When thermal equilibrium is reached, then temperature stops changing, and Q’ = 0 between the sphere and the shell. The power flows through the system internally and is emitted as heat on the outside of the shell.]

For reasons I can’t fathom, you believe that a sphere without a shell must output as much power as it receives to stay in steady-state conditions, but once it is surrounded by a shell, it does not need to output any power at all in response to its input power to stay in thermal equilibrium. It makes no sense at all.

[JP: Another Straw Man, because nowhere is it said or implied that the sphere doesn’t output any power at all. It is stated explicitly that the internal power from the sphere gets emitted on the outside of the shell. The power from the sphere is what maintains the temperature of the shell when thermal equilibrium is reached; there is a steady flow of power. The flow of power goes from inside sphere, to surface of sphere, across the gap, into the shell, out of the exterior of the shell. The outside of the shell emits all of the power from the sphere, and so obviously the sphere is continually providing its power to the system. No heat flows back to the sphere from the shell because the shell is cooler, and hence, the sphere can’t get a higher temperature. This is really basic thermal analysis here Ed.]

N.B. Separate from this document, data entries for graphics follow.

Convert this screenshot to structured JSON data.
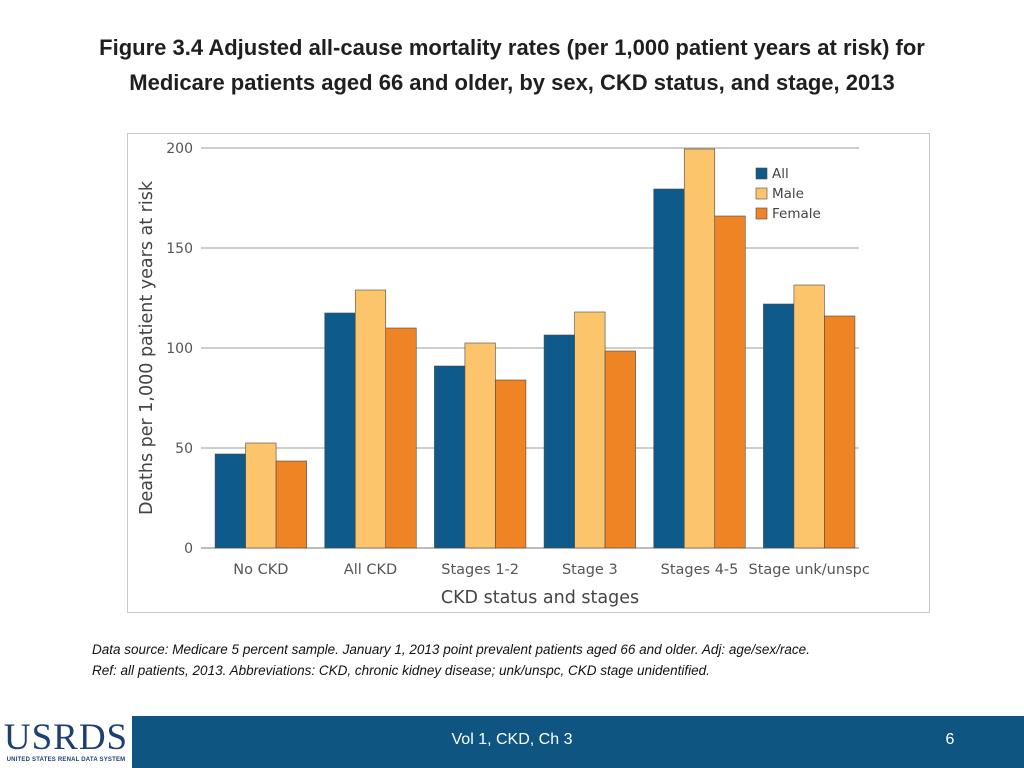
{
  "title_line1": "Figure 3.4  Adjusted all-cause mortality rates (per 1,000 patient years at risk) for",
  "title_line2": "Medicare patients aged 66 and older, by sex, CKD status, and stage, 2013",
  "chart_data": {
    "type": "bar",
    "categories": [
      "No CKD",
      "All CKD",
      "Stages 1-2",
      "Stage 3",
      "Stages 4-5",
      "Stage unk/unspc"
    ],
    "series": [
      {
        "name": "All",
        "color": "#0e5a8a",
        "values": [
          47,
          117.5,
          91,
          106.5,
          179.5,
          122
        ]
      },
      {
        "name": "Male",
        "color": "#fcc46b",
        "values": [
          52.5,
          129,
          102.5,
          118,
          199.5,
          131.5
        ]
      },
      {
        "name": "Female",
        "color": "#ee8424",
        "values": [
          43.5,
          110,
          84,
          98.5,
          166,
          116
        ]
      }
    ],
    "title": "",
    "xlabel": "CKD status and stages",
    "ylabel": "Deaths per 1,000 patient years at risk",
    "ylim": [
      0,
      200
    ],
    "yticks": [
      0,
      50,
      100,
      150,
      200
    ],
    "grid": true,
    "legend_position": "top-right"
  },
  "note_line1": "Data source: Medicare 5 percent sample. January 1, 2013 point prevalent patients aged 66 and older. Adj: age/sex/race.",
  "note_line2": "Ref: all patients, 2013. Abbreviations: CKD, chronic kidney disease; unk/unspc, CKD stage unidentified.",
  "footer": {
    "logo": "USRDS",
    "logo_subtitle": "UNITED STATES RENAL DATA SYSTEM",
    "center": "Vol 1, CKD, Ch 3",
    "page": "6"
  }
}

You have created a scenario where the shell is receiving zero power from the sphere and outputting almost 235 W/m^2 to space and you maintain that its temperature is constant. Really?

[JP: Uhh, no, the shell is receiving full power from the sphere because the shell emits on its exterior; for the shell to not drop in temperature due to its external emission requires it to be constantly powered from the inside on its interior, which it is by the sphere.]

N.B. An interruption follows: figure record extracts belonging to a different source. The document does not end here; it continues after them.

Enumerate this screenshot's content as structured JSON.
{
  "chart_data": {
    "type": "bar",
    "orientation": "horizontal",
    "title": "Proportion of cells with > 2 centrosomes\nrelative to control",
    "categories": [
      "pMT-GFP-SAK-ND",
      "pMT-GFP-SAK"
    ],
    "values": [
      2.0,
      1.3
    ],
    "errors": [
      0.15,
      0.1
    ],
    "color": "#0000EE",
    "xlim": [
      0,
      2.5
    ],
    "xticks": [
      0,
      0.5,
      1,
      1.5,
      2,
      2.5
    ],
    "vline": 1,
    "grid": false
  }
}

One of the first things you learn in an introductory thermodynamics class – nothing to do with climate – is that you can perform energy balance calculations on any system, or any subsystem within your system. This is simply a way of stating that the 1st LoT is universal – you cannot carve out exceptions like you have.

[JP: That’s quite funny. You’re trying to carve out an exception for the law of heat transfer, by having the cooler shell heat up the warmer sphere, and you’re still trying at it even after your own math for that proposition debunks itself with spurious infinite results when the shell approaches the sphere.

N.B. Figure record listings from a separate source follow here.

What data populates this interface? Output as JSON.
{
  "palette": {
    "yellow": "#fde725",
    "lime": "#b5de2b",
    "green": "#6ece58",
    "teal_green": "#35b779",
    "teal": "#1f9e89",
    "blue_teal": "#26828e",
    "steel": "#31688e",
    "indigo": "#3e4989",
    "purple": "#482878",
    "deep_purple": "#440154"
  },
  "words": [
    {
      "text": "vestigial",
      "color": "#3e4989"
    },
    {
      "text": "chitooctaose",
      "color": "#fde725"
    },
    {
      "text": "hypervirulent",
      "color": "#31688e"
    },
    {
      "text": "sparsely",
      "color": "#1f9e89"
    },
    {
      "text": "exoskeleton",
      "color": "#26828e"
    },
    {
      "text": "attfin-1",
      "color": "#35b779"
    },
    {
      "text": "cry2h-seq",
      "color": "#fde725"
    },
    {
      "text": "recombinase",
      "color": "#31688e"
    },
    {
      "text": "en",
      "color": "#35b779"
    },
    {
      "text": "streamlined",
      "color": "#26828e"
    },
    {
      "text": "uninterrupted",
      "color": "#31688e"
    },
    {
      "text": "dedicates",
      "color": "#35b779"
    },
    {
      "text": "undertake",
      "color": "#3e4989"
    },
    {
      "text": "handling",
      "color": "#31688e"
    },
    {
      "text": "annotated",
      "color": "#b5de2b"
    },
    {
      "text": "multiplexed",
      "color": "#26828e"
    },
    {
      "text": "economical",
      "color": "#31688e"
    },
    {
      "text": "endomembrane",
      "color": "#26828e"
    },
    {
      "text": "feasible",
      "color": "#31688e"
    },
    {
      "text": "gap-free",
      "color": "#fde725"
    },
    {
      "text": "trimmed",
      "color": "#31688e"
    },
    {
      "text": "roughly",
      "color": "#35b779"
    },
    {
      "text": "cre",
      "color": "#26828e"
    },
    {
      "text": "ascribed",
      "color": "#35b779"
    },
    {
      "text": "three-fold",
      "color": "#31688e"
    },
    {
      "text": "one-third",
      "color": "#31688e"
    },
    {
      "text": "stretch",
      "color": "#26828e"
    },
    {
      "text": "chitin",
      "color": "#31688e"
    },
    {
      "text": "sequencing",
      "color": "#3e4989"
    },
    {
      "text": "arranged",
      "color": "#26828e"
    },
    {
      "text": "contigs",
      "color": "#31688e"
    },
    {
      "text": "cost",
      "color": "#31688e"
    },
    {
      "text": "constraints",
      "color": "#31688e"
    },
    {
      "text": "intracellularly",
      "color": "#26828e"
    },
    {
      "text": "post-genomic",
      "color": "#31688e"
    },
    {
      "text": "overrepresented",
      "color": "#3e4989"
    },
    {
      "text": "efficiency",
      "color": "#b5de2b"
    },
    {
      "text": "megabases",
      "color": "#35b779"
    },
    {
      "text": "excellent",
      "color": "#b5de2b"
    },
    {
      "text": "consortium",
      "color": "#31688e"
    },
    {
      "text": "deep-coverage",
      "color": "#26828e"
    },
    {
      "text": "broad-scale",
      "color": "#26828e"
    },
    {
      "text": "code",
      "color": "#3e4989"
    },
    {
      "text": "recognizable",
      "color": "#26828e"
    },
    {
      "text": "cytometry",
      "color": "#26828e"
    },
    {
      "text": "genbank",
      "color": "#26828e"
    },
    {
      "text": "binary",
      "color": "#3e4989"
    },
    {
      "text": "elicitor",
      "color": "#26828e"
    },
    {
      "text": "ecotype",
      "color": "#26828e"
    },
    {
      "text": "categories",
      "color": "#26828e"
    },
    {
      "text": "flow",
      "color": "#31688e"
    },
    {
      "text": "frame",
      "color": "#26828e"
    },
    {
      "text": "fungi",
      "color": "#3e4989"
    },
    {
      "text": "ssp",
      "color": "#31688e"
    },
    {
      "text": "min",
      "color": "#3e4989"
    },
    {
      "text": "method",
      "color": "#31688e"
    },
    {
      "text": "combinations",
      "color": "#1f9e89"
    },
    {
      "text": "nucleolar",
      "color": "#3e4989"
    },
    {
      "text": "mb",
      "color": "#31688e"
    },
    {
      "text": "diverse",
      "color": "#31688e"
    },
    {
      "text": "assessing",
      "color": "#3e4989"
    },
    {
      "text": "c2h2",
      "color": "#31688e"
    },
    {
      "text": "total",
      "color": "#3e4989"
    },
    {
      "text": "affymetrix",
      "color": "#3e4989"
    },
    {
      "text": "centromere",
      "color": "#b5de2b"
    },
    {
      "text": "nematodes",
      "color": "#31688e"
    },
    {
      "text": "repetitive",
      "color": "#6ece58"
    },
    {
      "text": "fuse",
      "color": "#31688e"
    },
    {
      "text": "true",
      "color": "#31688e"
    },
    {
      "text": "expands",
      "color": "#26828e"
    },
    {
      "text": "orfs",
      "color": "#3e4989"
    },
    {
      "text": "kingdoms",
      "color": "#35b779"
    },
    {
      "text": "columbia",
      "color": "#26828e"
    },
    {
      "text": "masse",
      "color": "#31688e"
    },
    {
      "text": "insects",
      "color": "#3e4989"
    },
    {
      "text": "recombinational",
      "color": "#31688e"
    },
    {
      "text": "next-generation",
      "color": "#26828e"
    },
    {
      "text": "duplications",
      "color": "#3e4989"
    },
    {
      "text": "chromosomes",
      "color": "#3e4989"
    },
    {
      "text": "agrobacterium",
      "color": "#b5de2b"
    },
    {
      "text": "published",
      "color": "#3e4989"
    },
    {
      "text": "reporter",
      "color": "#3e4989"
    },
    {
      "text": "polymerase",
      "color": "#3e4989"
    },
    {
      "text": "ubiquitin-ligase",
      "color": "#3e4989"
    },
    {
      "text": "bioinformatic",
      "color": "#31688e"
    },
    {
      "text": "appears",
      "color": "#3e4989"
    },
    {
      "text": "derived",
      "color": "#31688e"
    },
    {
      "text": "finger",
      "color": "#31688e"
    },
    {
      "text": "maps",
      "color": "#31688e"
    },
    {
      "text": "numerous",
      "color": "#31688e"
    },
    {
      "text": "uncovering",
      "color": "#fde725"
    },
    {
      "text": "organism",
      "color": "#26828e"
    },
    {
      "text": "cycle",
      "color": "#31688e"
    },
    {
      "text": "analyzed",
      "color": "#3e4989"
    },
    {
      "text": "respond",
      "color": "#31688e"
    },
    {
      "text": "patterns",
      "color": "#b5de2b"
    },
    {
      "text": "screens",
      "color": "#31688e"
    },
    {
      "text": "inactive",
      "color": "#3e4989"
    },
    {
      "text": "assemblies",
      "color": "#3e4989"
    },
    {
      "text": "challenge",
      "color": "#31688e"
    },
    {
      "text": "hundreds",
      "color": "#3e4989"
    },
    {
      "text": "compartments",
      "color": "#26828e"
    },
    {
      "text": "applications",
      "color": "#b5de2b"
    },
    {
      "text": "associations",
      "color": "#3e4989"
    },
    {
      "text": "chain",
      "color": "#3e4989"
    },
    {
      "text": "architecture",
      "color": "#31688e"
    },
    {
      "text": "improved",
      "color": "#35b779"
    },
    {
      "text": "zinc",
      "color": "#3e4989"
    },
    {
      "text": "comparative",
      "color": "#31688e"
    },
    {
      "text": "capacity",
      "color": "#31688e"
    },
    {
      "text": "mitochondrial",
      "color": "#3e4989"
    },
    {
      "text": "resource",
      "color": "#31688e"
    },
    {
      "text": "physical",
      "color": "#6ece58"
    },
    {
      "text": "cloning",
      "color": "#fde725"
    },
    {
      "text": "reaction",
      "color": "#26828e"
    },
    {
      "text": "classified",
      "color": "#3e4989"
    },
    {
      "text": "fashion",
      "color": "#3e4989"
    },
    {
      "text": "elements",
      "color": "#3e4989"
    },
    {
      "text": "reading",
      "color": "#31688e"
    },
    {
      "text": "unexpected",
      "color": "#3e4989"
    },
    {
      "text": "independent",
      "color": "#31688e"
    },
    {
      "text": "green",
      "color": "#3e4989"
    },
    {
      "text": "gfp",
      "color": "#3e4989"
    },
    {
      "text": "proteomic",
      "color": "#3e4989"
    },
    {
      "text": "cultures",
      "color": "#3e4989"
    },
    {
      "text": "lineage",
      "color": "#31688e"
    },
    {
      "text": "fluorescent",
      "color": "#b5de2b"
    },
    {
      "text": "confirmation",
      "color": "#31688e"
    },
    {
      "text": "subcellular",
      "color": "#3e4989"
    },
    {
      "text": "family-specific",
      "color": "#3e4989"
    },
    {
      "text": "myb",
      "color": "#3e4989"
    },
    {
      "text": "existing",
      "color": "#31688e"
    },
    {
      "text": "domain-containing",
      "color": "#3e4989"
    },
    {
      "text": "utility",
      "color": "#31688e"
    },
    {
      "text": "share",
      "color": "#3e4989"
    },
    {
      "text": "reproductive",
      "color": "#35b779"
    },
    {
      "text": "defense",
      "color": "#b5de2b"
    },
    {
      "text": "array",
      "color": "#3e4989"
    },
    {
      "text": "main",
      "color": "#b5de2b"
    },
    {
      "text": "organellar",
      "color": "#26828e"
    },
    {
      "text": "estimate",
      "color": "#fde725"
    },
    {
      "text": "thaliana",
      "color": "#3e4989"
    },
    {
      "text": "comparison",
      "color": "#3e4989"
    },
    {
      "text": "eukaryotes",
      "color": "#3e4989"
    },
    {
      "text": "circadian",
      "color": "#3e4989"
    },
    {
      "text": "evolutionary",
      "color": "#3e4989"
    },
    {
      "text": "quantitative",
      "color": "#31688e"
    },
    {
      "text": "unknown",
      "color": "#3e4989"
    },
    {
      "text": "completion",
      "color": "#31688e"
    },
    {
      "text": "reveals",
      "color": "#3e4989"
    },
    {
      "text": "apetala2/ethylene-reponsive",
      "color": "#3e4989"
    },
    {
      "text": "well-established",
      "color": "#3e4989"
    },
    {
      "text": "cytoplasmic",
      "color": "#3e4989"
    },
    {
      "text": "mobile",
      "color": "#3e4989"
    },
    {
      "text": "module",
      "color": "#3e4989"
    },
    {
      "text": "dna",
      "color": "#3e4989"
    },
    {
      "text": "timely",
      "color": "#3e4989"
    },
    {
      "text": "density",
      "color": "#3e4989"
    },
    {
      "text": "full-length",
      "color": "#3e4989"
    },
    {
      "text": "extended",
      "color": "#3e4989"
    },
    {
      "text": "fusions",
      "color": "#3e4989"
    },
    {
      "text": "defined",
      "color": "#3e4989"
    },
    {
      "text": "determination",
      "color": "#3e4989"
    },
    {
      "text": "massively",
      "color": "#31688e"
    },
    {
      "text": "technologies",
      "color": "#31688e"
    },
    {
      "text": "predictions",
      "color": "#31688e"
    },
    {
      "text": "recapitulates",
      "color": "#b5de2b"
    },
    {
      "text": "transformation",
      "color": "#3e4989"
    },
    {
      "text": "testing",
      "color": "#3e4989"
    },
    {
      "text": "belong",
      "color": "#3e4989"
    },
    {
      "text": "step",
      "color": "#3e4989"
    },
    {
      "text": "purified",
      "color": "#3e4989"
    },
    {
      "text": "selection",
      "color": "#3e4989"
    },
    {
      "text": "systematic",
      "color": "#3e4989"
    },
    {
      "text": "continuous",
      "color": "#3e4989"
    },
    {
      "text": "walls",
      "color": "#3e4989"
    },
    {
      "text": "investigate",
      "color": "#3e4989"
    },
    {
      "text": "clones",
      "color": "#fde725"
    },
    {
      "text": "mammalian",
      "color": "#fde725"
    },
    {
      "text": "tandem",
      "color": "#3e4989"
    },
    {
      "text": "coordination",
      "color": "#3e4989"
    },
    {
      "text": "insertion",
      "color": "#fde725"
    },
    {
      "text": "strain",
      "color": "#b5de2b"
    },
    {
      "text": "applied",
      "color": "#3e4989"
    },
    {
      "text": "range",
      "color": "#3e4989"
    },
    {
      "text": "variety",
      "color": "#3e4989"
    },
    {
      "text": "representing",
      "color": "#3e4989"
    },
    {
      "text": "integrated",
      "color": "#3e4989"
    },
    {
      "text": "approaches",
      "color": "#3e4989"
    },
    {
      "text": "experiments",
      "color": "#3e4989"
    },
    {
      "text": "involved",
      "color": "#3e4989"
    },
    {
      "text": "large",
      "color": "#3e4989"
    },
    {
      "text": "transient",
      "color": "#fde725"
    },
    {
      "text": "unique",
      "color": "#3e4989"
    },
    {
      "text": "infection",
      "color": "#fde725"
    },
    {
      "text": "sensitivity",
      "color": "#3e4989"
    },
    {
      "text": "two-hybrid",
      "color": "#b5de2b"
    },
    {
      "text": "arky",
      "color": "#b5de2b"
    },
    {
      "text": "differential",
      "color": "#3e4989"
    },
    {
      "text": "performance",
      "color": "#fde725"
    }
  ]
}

“First law of thermodynamics: When energy passes, as work, as heat, or with matter, into or out from a system, its internal energy changes in accord with the law of conservation of energy.”

Does the shell pass energy as either work, heat, or matter, to the sphere?

No.

Therefore I’m with the 1st LoT, and you are not. You suggesting that the shell causes the sphere to increase in temperature is a clear & direct violation of the 1st LoT. You, and climate science with its greenhouse effect, are the ones attempting to carve out an exception to the 1st Law of Thermodynamics.]